Global port operator International Container Terminal Services Inc. (ICTSI) tallied an impressive growth momentum in 2024, growing its net income by 66 percent despite geopolitical and policy uncertainties that could dampen global trading.
Based on its financial report, ICTSI’s net income grew to $830.94 million from the previous year’s $511.53 million.
Ports and casino magnate Enrique Razon Jr., chairman and president of ICTSI, said this marks its highest net income in the operator’s 37-year history.
ICTSI handled 13.07 million twenty-foot equivalent units (TEUs) of cargo shipments last year, two percent higher than the 12.75 million TEUs in 2023.
This growth was attributed to improving trade activities at certain terminals, particularly the contribution of Visayas Container Terminal (VCT), the new terminal in Iloilo.
It was partially offset by the decrease in volume at Contecon Guayaquil S.A. (CGSA) in Ecuador, the expiration of the concession contract at the Pakistan International Container Terminal (PICT), and the deconsolidation of the Olah Jasa Andal (OJA) in Indonesia.
“Excluding the impact of new operations in the Philippines and discontinued operations in Pakistan and Indonesia, the group’s consolidated volume would have increased by five percent,” ICTSI’s report said.
Revenue from port operations increased by 15 percent from 2023’s $2.39 billion to $2.74 billion last year.
This was driven by volume growth with a favorable container mix, tariff adjustments, higher revenues from ancillary services, and increase in general cargo activities in certain terminals.
While global trade appears upward, ICTSI is cognizant of unforeseen changes that may upend this positive outlook.
In its annual report submitted before the Securities and Exchange Commission (SEC), the operator noted that it is exposed to a number of trends that can affect its recurring revenues and profits.
ICTSI cited the Pillar Two Global Anti-Base Erosion (GloBE) rules, which imposed a global minimum tax rate of 15 percent on multinational enterprises.
As an operator of 32 terminals in 19 countries, ITCSI said it still has “no significant exposure” to this tax scheme.
The company also identified the Russia-Ukraine and Hamas-Israel conflicts, given their potential to “disrupt businesses and institutions and pose threat to world trade and economies, in general.”
It clarified that these conflicts “had no material impact” on business operations, noting that the scale and duration of these events “remain uncertain.”
“It is not possible to estimate the overall impact of the wars’ near-term and longer effects.
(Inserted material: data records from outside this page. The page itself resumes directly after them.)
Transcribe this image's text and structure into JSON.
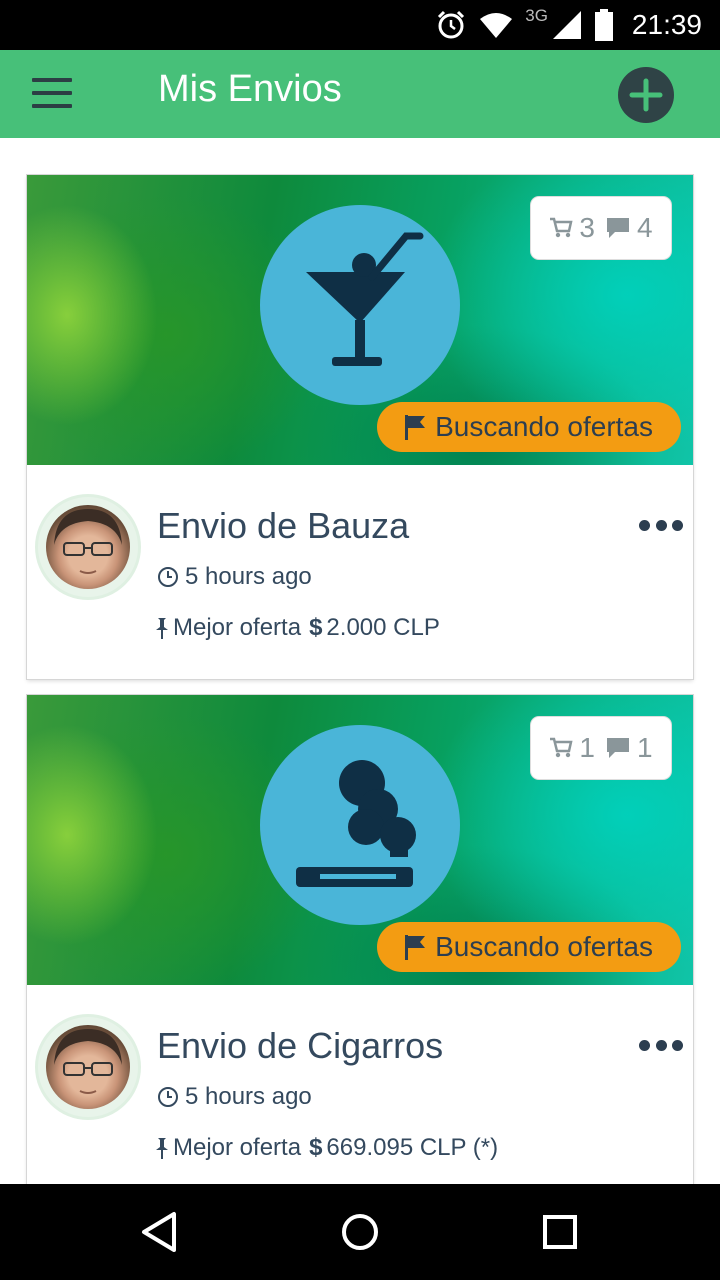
{
  "status_bar": {
    "time": "21:39",
    "network": "3G",
    "icons": [
      "alarm-icon",
      "wifi-icon",
      "signal-icon",
      "battery-icon"
    ]
  },
  "app_bar": {
    "title": "Mis Envios",
    "menu_icon": "hamburger-menu-icon",
    "add_icon": "plus-icon"
  },
  "cards": [
    {
      "category_icon": "cocktail-icon",
      "cart_count": "3",
      "comment_count": "4",
      "status": "Buscando ofertas",
      "title": "Envio de Bauza",
      "time": "5 hours ago",
      "offer_label": "Mejor oferta",
      "currency_symbol": "$",
      "offer_value": "2.000 CLP"
    },
    {
      "category_icon": "cigarette-icon",
      "cart_count": "1",
      "comment_count": "1",
      "status": "Buscando ofertas",
      "title": "Envio de Cigarros",
      "time": "5 hours ago",
      "offer_label": "Mejor oferta",
      "currency_symbol": "$",
      "offer_value": "669.095 CLP (*)"
    }
  ],
  "colors": {
    "app_bar": "#47c079",
    "status_pill": "#f39c12",
    "category_circle": "#4ab5d8",
    "text": "#34495e"
  },
  "nav_bar": {
    "icons": [
      "back-icon",
      "home-icon",
      "recents-icon"
    ]
  }
}
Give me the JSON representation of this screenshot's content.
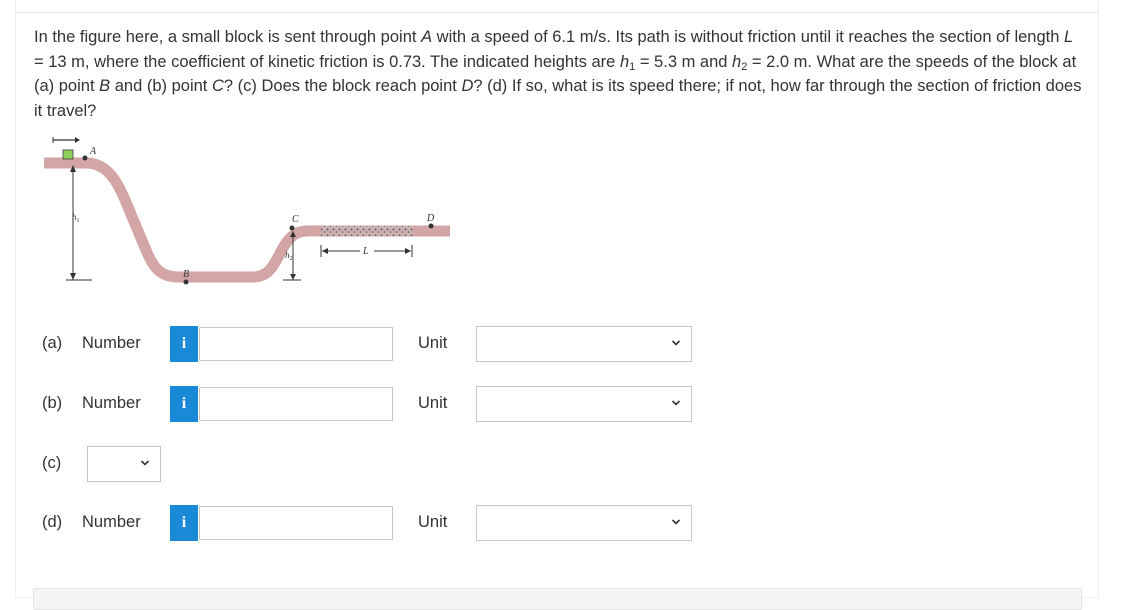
{
  "question": {
    "intro": "In the figure here, a small block is sent through point ",
    "pointA": "A",
    "speed_text": " with a speed of 6.1 m/s. Its path is without friction until it reaches the section of length ",
    "L": "L",
    "L_text": " = 13 m, where the coefficient of kinetic friction is 0.73. The indicated heights are ",
    "h": "h",
    "h1_sub": "1",
    "h1_text": " = 5.3 m and ",
    "h2_sub": "2",
    "h2_text": " = 2.0 m. What are the speeds of the block at ",
    "a_tag": "(a)",
    "a_text": " point ",
    "pointB": "B",
    "and_text": " and ",
    "b_tag": "(b)",
    "b_text": " point ",
    "pointC": "C",
    "q_text": "? ",
    "c_tag": "(c)",
    "c_text": " Does the block reach point ",
    "pointD": "D",
    "q2_text": "? ",
    "d_tag": "(d)",
    "d_text": " If so, what is its speed there; if not, how far through the section of friction does it travel?"
  },
  "figure": {
    "label_A": "A",
    "label_B": "B",
    "label_C": "C",
    "label_D": "D",
    "label_h1": "h",
    "label_h1_sub": "1",
    "label_h2": "h",
    "label_h2_sub": "2",
    "label_L": "L",
    "colors": {
      "track": "#d4a5a5",
      "block": "#8fce5a",
      "friction": "#8a7070"
    }
  },
  "answers": {
    "a": {
      "tag": "(a)",
      "label": "Number",
      "info": "i",
      "value": "",
      "unit_label": "Unit",
      "unit_value": ""
    },
    "b": {
      "tag": "(b)",
      "label": "Number",
      "info": "i",
      "value": "",
      "unit_label": "Unit",
      "unit_value": ""
    },
    "c": {
      "tag": "(c)",
      "value": ""
    },
    "d": {
      "tag": "(d)",
      "label": "Number",
      "info": "i",
      "value": "",
      "unit_label": "Unit",
      "unit_value": ""
    }
  },
  "colors": {
    "info_bg": "#1a8ad8",
    "border": "#c7c7c7"
  }
}
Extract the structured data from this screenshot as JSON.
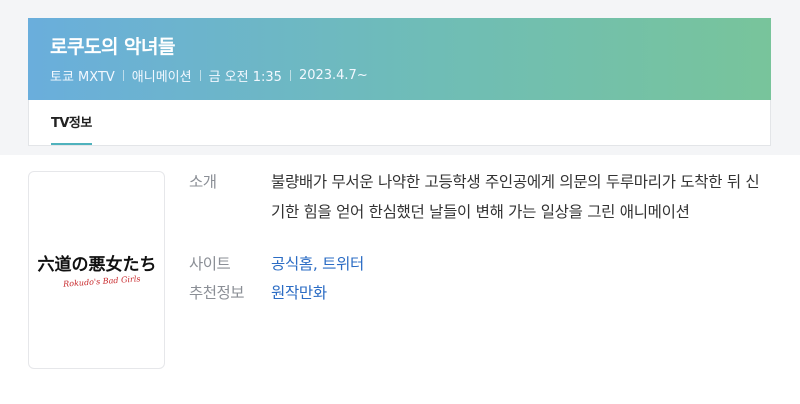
{
  "header": {
    "title": "로쿠도의 악녀들",
    "channel": "토쿄 MXTV",
    "genre": "애니메이션",
    "schedule": "금 오전 1:35",
    "start_date": "2023.4.7~"
  },
  "tabs": [
    {
      "label": "TV정보",
      "active": true
    }
  ],
  "poster": {
    "logo_text": "六道の悪女たち",
    "logo_subtext": "Rokudo's Bad Girls"
  },
  "info": {
    "intro_label": "소개",
    "intro_text": "불량배가 무서운 나약한 고등학생 주인공에게 의문의 두루마리가 도착한 뒤 신기한 힘을 얻어 한심했던 날들이 변해 가는 일상을 그린 애니메이션",
    "site_label": "사이트",
    "site_links": "공식홈, 트위터",
    "recommend_label": "추천정보",
    "recommend_value": "원작만화"
  },
  "colors": {
    "header_gradient_start": "#6aaedc",
    "header_gradient_end": "#78c49b",
    "tab_underline": "#4fb2bd",
    "link": "#2b6cc4"
  }
}
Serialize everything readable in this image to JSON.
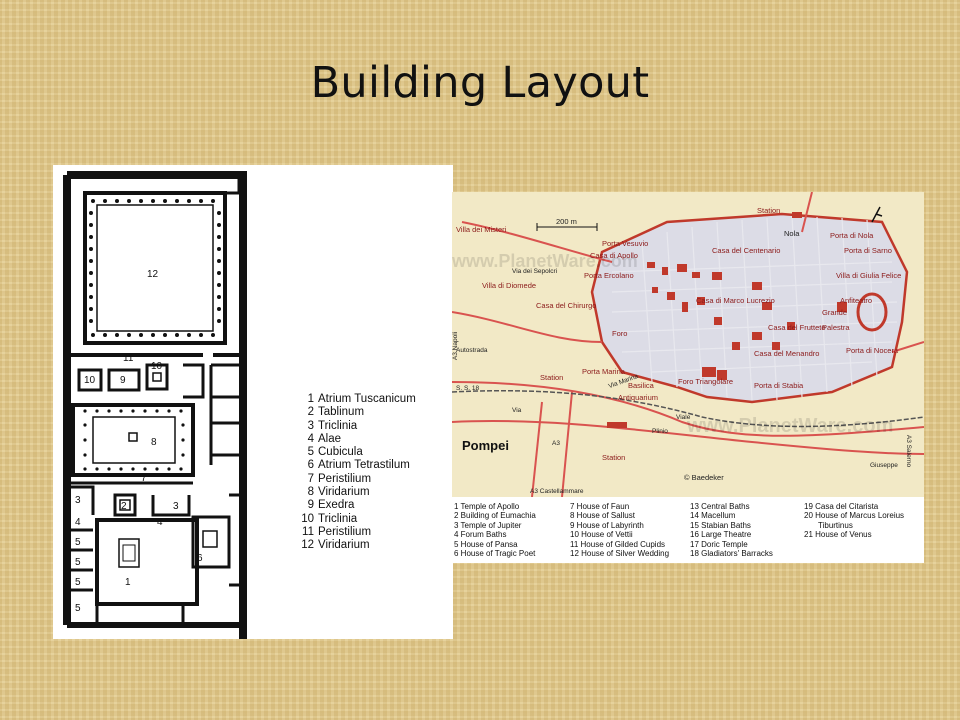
{
  "slide": {
    "title": "Building Layout"
  },
  "floor_plan": {
    "room_numbers": [
      "1",
      "2",
      "3",
      "4",
      "5",
      "6",
      "7",
      "8",
      "9",
      "10",
      "11",
      "12"
    ],
    "legend": [
      {
        "num": "1",
        "label": "Atrium Tuscanicum"
      },
      {
        "num": "2",
        "label": "Tablinum"
      },
      {
        "num": "3",
        "label": "Triclinia"
      },
      {
        "num": "4",
        "label": "Alae"
      },
      {
        "num": "5",
        "label": "Cubicula"
      },
      {
        "num": "6",
        "label": "Atrium Tetrastilum"
      },
      {
        "num": "7",
        "label": "Peristilium"
      },
      {
        "num": "8",
        "label": "Viridarium"
      },
      {
        "num": "9",
        "label": "Exedra"
      },
      {
        "num": "10",
        "label": "Triclinia"
      },
      {
        "num": "11",
        "label": "Peristilium"
      },
      {
        "num": "12",
        "label": "Viridarium"
      }
    ]
  },
  "map": {
    "title": "Pompei",
    "scale": "200 m",
    "publisher": "© Baedeker",
    "watermark": "www.PlanetWare.com",
    "labels": {
      "villa_misteri": "Villa dei Misteri",
      "villa_diomede": "Villa di Diomede",
      "porta_vesuvio": "Porta Vesuvio",
      "casa_apollo": "Casa di Apollo",
      "porta_ercolano": "Porta Ercolano",
      "casa_chirurgo": "Casa del Chirurgo",
      "via_sepolcri": "Via dei Sepolcri",
      "station_top": "Station",
      "porta_nola": "Porta di Nola",
      "nola": "Nola",
      "casa_centenario": "Casa del Centenario",
      "casa_marco": "Casa di Marco Lucrezio",
      "porta_sarno": "Porta di Sarno",
      "villa_giulia": "Villa di Giulia Felice",
      "anfiteatro": "Anfiteatro",
      "grande": "Grande",
      "palestra": "Palestra",
      "casa_frutteto": "Casa del Frutteto",
      "casa_menandro": "Casa del Menandro",
      "porta_nocera": "Porta di Nocera",
      "foro": "Foro",
      "porta_marina": "Porta Marina",
      "basilica": "Basilica",
      "antiquarium": "Antiquarium",
      "foro_triangolare": "Foro Triangolare",
      "porta_stabia": "Porta di Stabia",
      "station_left": "Station",
      "station_bottom": "Station",
      "autostrada": "Autostrada",
      "a3_napoli": "A3 Napoli",
      "a3_salerno": "A3 Salerno",
      "a3_castellammare": "A3 Castellammare",
      "ss18": "S. S. 18",
      "via": "Via",
      "viale": "Viale",
      "plinio": "Plinio",
      "giuseppe": "Giuseppe",
      "via_marina": "Via Marina",
      "a3": "A3"
    },
    "legend": [
      "1 Temple of Apollo",
      "2 Building of Eumachia",
      "3 Temple of Jupiter",
      "4 Forum Baths",
      "5 House of Pansa",
      "6 House of Tragic Poet",
      "7 House of Faun",
      "8 House of Sallust",
      "9 House of Labyrinth",
      "10 House of Vettii",
      "11 House of Gilded Cupids",
      "12 House of Silver Wedding",
      "13 Central Baths",
      "14 Macellum",
      "15 Stabian Baths",
      "16 Large Theatre",
      "17 Doric Temple",
      "18 Gladiators' Barracks",
      "19 Casa del Citarista",
      "20 House of Marcus Loreius",
      "Tiburtinus",
      "21 House of Venus"
    ]
  },
  "colors": {
    "background": "#e3cc8e",
    "map_land": "#f2e9c6",
    "city_fill": "#dcdce6",
    "roads": "#d9534f",
    "buildings": "#c0392b"
  }
}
The group will continue to closely monitor the progress of these situations,” the report read.
Razon said amid the “complex geopolitical backdrop”, ICTSI’s performance in 2024 “demonstrate the strength and resilience of our globally diversified origin and destination portfolio.”
The operator’s earnings before interest, taxes, depreciation and amortization (EBITDA) went up to $1.78 billion, an 18 percent jump from $1.51 billion in 2023.
On the other hand, operating expenses were 10 percent higher at $727.25 million compared to the prior year’s $662.7 million, fueled by higher volumes and growth in revenue-generating ancillary services.
Razon is upbeat about ICTSI’s performance in keeping its free cash flow, as he credited his colleagues’ “unwavering support.”
“Our cash flow and balance sheet remain strong with free cash flow up by 12 percent to $1.08 billion, giving us the financial strength and flexibility to pursue new opportunities and invest in existing projects,” he said.
The company’s capital expenditures (capex), excluding capitalized borrowing costs, amounted to $517.14 million in 2024.
This year, capex is estimated to be around $580 million for the continued development of new port projects, various other equipment acquisitions and upgrades, and maintenance capex.